Xanthones with various substituents on the three-membered heterocyclic ring skeleton exhibit diverse biological activities, such as antihypertensive, antioxidative, antithrombotic and anticancer activities.
Naturally existing xanthone analogues, including gentiakochianin, α-mangostin and psorospermin, have been identified to possess noticeable anticancer activities. Inspired by these natural xanthones with an excellent anti-proliferative effect, many synthetic xanthones have been
derived from modification of xanthone scffolds. Bisfuranoxanthone, modified from the naturally isolated psorospermin, exhibited comparable anticancer activities to the natural compound. Besides, in consideration of epoxy-tethered natural xanthones, 1,3-bisepoxyxanthone was synthesized as a topoisomerase II inhibitor with significant antiproliferative activity.

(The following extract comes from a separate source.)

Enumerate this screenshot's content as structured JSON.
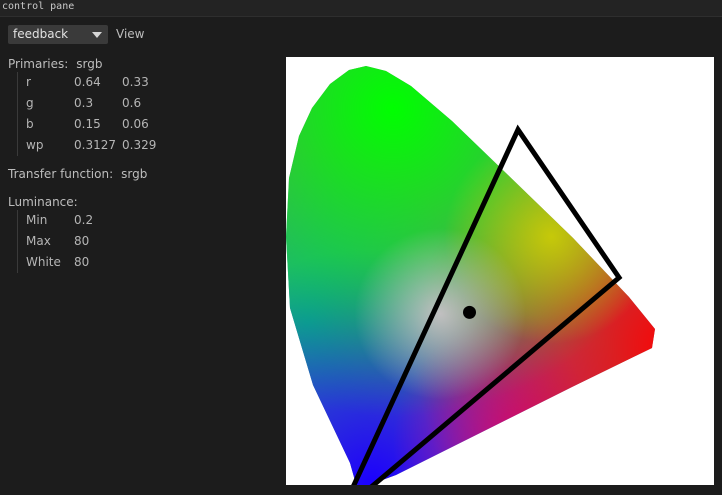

Vadimezan was developed from xanthenone-4-acetic acid (XAA), and has been recognized as a xanthone anticancer candidate due to its excellent experimental antitumor activity as a vascular disrupting agent that attacks the blood supply of a cancerous tumor to cause tumor regression. Despite a phase III failure for vadimezan treating advanced non-small cell lung cancer (NSCLC) with carboplatin or paclitaxel, study on vadimezan is continuing. Ching’s group compared the activities of vadimezan analogues in murine or human cellular models to explain why clinical responses to vadimezan 6 were disappointing while the preclinical data were so encouraging, and tried to search for analogues with greater clinical potential for human use.
In this study the author focused on the synthesis, structural characterization and preliminary evaluation of the anticancer properties of a series of new xanthone derivativesmodified from
vadimezan with carboxyl substitution, in an attempt to further explore the therapeutic potential of this tricyclic framework..
Vadimezan was synthesized by coupling the salts of 2-hydroxy-phenylacetic acid with 2-iodo-3,4-dimethylbenzoic acid, which was iodinated from the corresponding aniline with cuprous chloride and tris(2-(2-methoxyethoxy)ethyl)amine (TDA-1) catalysts to give the diacid, followed by concentrated sulfuric acid catalyzed cyclodehydration, with a total yield of approximately 40% and the structure was confirmed by single crystal crystallography.
The esters of vadimezan were obtained in moderate to excellent yields with reactions of vadimezan and the corresponding alcohols catalyzed by diphenylammonium trifiate (DPAT) in refluxing toluene. The application of DPAT included merits from the viewpoint of green chemistry and avoided acylation of vadimezan. In addition, the products could be obtained easily by filtration after precipitation with cooling, thus simplifying the workup procedure.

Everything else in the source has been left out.